Ha voltato pagina il Tottenham. Salutato Josè Mourinho, Levy ha affidato ad interim la panchina al giovane Ryan Mason. Un traghettatore. In attesa di conoscere il nome del nuovo allenatore per il prossimo anno. Nagelsmann?

Beata gioventù

Ryan Mason ha debuttato sulla panchina del Tottenham con una vittoria. Seppur sofferta. E conquistata sul filo di lana. 2 a 1 al Southampton. Con gol di Bale e Son. Partita che ha portato in dote tre punti pesanti alla compagine londinese. Ma è entrata di diritto nel libro dei record della Premeir League per un altro motivo.
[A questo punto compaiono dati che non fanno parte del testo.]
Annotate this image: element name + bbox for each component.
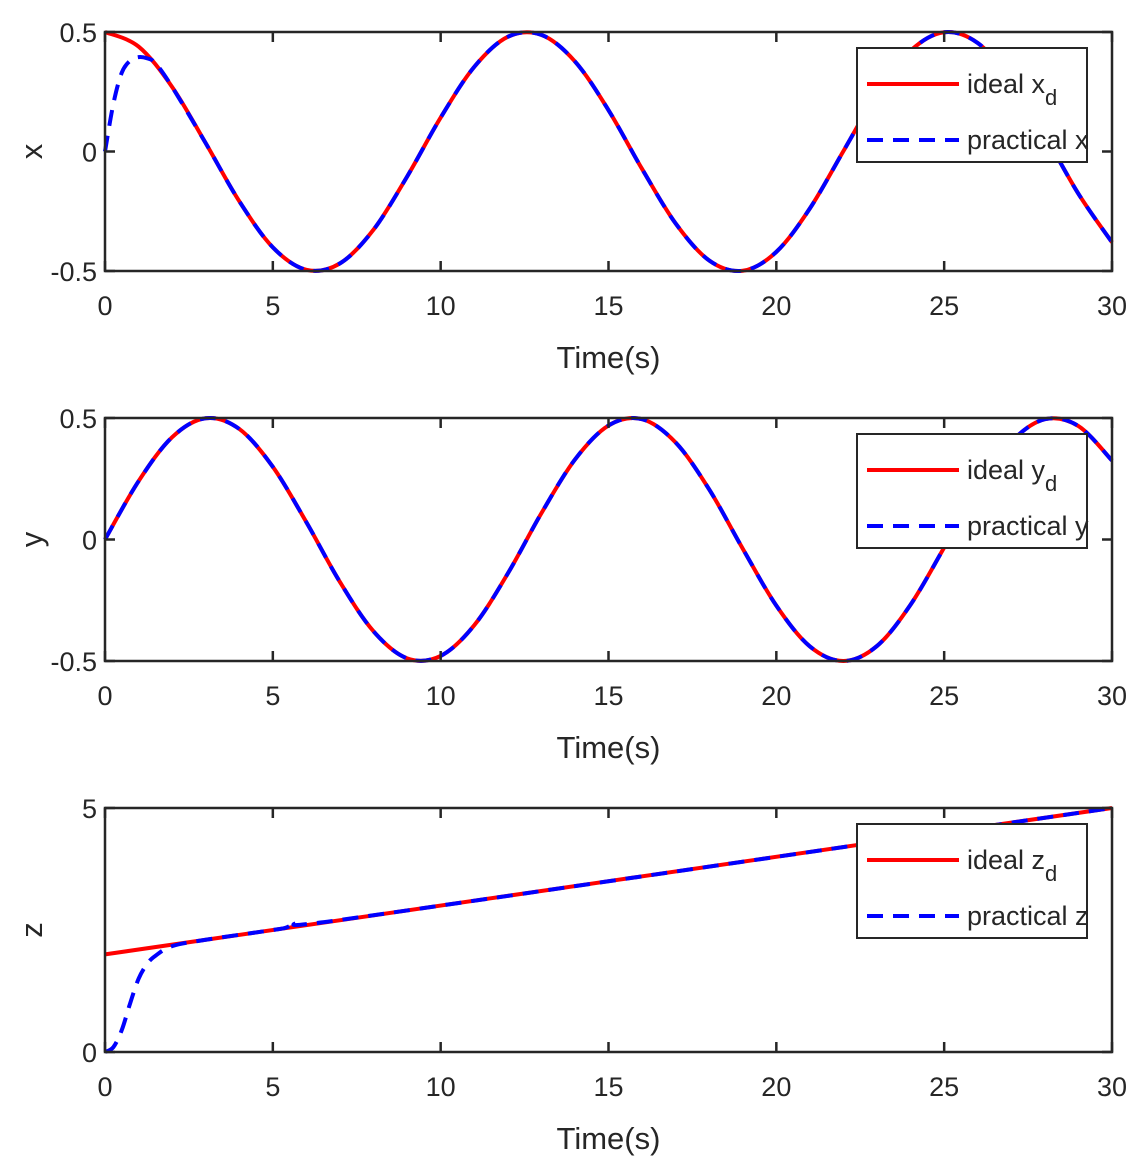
x-tick-label: 15	[593, 291, 623, 321]
y-tick-label: -0.5	[50, 257, 97, 287]
legend-label: practical z	[967, 901, 1089, 931]
x-tick-label: 25	[929, 681, 959, 711]
x-axis-label: Time(s)	[557, 730, 661, 765]
legend-entry: ideal xd	[967, 69, 1057, 110]
y-tick-label: 0	[82, 138, 97, 168]
legend-subscript: d	[1045, 861, 1057, 886]
x-tick-label: 5	[265, 1072, 280, 1102]
x-tick-label: 10	[426, 681, 456, 711]
legend: ideal yd practical y	[856, 433, 1089, 549]
x-tick-label: 0	[97, 1072, 112, 1102]
legend-entry: ideal yd	[967, 455, 1057, 496]
legend-subscript: d	[1045, 471, 1057, 496]
x-tick-label: 25	[929, 291, 959, 321]
legend-label: practical y	[967, 511, 1089, 541]
x-tick-label: 15	[593, 681, 623, 711]
y-tick-label: -0.5	[50, 647, 97, 677]
y-tick-label: 0	[82, 1038, 97, 1068]
legend-subscript: d	[1045, 85, 1057, 110]
subplot-z: 0 5 10 15 20 25 30 0 5 Time(s) z ideal zd practical …	[14, 794, 1127, 1156]
legend-label: ideal x	[967, 69, 1046, 99]
legend-box	[856, 47, 1088, 163]
y-tick-label: 0.5	[59, 18, 97, 48]
x-tick-label: 30	[1097, 1072, 1127, 1102]
legend: ideal zd practical z	[856, 823, 1089, 939]
practical-z-line	[103, 806, 1113, 1054]
legend-label: ideal z	[967, 845, 1045, 875]
x-tick-label: 30	[1097, 681, 1127, 711]
x-tick-label: 0	[97, 681, 112, 711]
x-axis-label: Time(s)	[557, 1121, 661, 1156]
x-tick-label: 25	[929, 1072, 959, 1102]
legend: ideal xd practical x	[856, 47, 1089, 163]
y-tick-label: 5	[82, 794, 97, 824]
legend-entry: ideal zd	[967, 845, 1057, 886]
x-tick-label: 20	[761, 1072, 791, 1102]
legend-box	[856, 823, 1088, 939]
y-tick-label: 0	[82, 526, 97, 556]
x-tick-label: 10	[426, 1072, 456, 1102]
y-tick-label: 0.5	[59, 404, 97, 434]
legend-label: practical x	[967, 125, 1089, 155]
x-tick-label: 20	[761, 291, 791, 321]
y-axis-label: x	[14, 143, 49, 159]
x-tick-label: 20	[761, 681, 791, 711]
x-tick-label: 30	[1097, 291, 1127, 321]
x-tick-label: 10	[426, 291, 456, 321]
x-tick-label: 15	[593, 1072, 623, 1102]
x-tick-label: 0	[97, 291, 112, 321]
legend-box	[856, 433, 1088, 549]
legend-label: ideal y	[967, 455, 1046, 485]
legend-entry: practical z	[967, 901, 1089, 931]
y-axis-label: y	[14, 531, 49, 547]
x-axis-label: Time(s)	[557, 340, 661, 375]
legend-entry: practical y	[967, 511, 1089, 541]
x-tick-label: 5	[265, 291, 280, 321]
legend-entry: practical x	[967, 125, 1089, 155]
y-axis-label: z	[14, 922, 49, 938]
x-tick-label: 5	[265, 681, 280, 711]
Perchè il neo allenatore del club del nord di Londra, Mason, è diventato il manager più giovane della storia del campionato inglese. 29 anni e 313 giorni.

Il terribile infortunio

Un primato per il novello Mason, che è stato costretto ad abbandonare la carriera da calciatore prematuramente in seguito ad un infortunio terribie alla testa patito nel gennaio del 2017. In uno scontro di gioco fortuito con Gary Cahill. Quando giocava con l’Hull City. Compagno di squadra di Maguire e Bowen. A soli 26 anni. Da quel nefasto giorno, Mason ha dovuto forzatamente appendere gli scarpini al chiodo. Iniziando una nuova avventura. da manager. Dapprima nelle giovanili del Tottenham, per poi essere promosso in prima squadra dopo l’esonero di Josè Mourinho.

Ryan Mason
Ryan Mason – Photo official Twitter Tottenham Hotspur

Superato ‘Popeye’

Un nuovo record. Che fino a ieri apparteneva ad un altro allenatore. Italiano. Ad Attilio Lombardo. Che al Crystal Palace per un periodo (non molto lungo) ha ricoperto il compito di giocatore/allenatore e ha guidato la squadra del quartiere di Croydon a partire dai 32 anni e 67 giorni. Crolla un primato, dunque. Che al Tottenham sono ben lieti di poter iniziare ad esibire. Incrociando le dita, sperando che il rush finale della Premier possa sorridere a Mason e agli Spurs, e portare in dote la qualificazione alla prossima Champions League.